The isolation and that dark side of the world which pervades every line of Camp Echo comes in part from being let down; while “My Name Is Liar” takes its cues from the events that led up to the Iraq war and the lies spun by some of the most powerful men in the world, it’s Håvik who appears to take the role of the liar. Whether that’s lying to herself or to another, there’s a manifest feeling of disappointment that’s spilling over into disillusionment. I ask if losing trust in politicians or those meant to be making big decisions for us has an effect on who we can trust on a day to day level, on a personal basis. “No I haven’t really thought about if I have trust issues,” says Havik, again perhaps contradicting the evidence in her lyrics. “I think a lot of us feel very powerless because we can’t trust people in power…like, you can vote for a good person but they have to go through so much to get there and that might affect them. It just feels like people are powerless; you’re updating your Facebook status and that’s your contribution to things. And maybe that’s okay because we don’t really know what else to do…no-one goes out into the streets and demonstrates anymore, that much at least anyway. I feel like people are thinking that it’s useless to try and do something about things that aren’t right.”

I’ve perhaps been doing Håvikand Highasakite something of a disservice in playing up the “all hope is lost angle”. Camp Echo has a wide palette of musical emotion from the passion of “Samurai Swords”, through the intense electronic throb of “Someone Who’ll Get It” to the rave-up of “Deep Sea Diver” which contrasts against the deep murk of Håvik’s lyrics. But there’s something else at play: scan through lyrics and we can see “fire”, “blazing”, “fighter”, “unbreakable”, “bomb”….the singer is fighting. It might not be something which shines through as we talk, but Havik isn’t going to let this isolation and loneliness break her.

“I wanted to write more up-tempo songs this time because I wanted the album to be more electronic,” she explains. “There’s a kind of negative feeling but it’s up-tempo in terms of the music and how aggressive it is. Both reflect my state of mind and how I’ve been. It’s a portrait [of Håvik]...I don’t want to say this is how I’ve been because then it looks like I’ve been angry all the time…I’ve really not.

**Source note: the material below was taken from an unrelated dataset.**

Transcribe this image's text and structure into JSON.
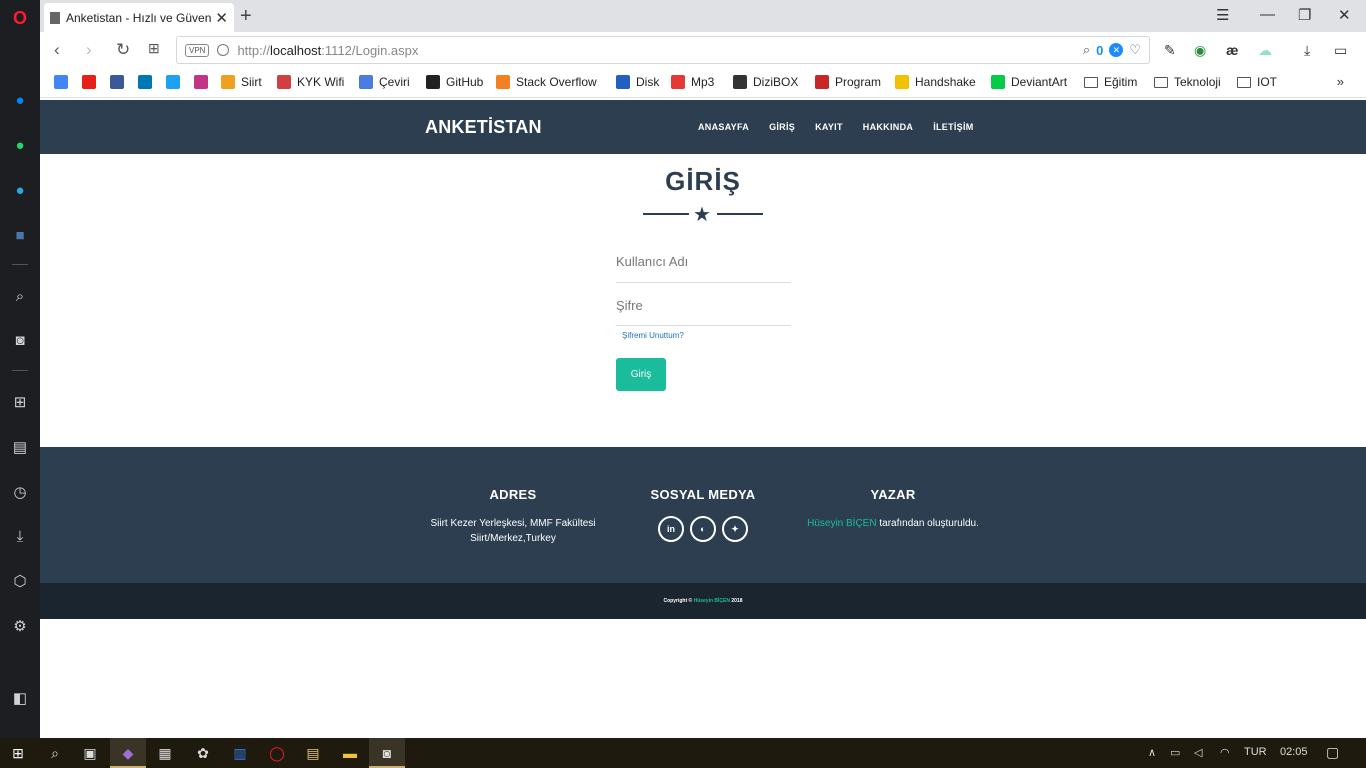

What she says next is key to Camp Echo: "We haven’t completely given up the ghost…we’re still fighting.” It’s hidden behind a wall as we talk, perhaps, but as I watch Havik on stage a few weeks later at The Great Escape it’s clear from the way she moves and the way she almost throws each line from her chest that there’s someone who’s living every note or line of this music, discarding a line at a time, show by show until the band are ready to move on to the next fight.

That attitude has taken the five members of Highasakite, from various parts of Norway, to the point where this summer they will headline the Friday night of their “hometown” festival, Øya, this summer. With a festival that includes PJ Harvey, Massive Attack, Jamie xx and New Order, it’s quite an achievement for Highasakite to usurp some of these acts to be the main draw as the festival heads into the weekend.

“Yes! We’re thinking about it the whole time!” exclaims Håvik. “What kind of lights will we have, is it going to be dark…we’re hoping it’s going to be dark to get everything out of the lights. This is our home town, and it’s kind of like graduation day!”

As our conversation draws to a close and my frustrations ebb and flow, Håvik once more briefly drops her guard and allows me to see the passionate, unbelievably talented, thoughtful and emotional - not to mention complicated - person behind Camp Echo. She’s completely effusive, almost bouncing as she ponders the headline slot: We have the biggest ambitions I know…we just aim for the sky!”

The sky, the stars, the moon – they are Highasakite’s for the taking.

Camp Echo is out now via Propeller Recordings. Highasakite play Øya Festival on Friday 12 August. Tickets are available.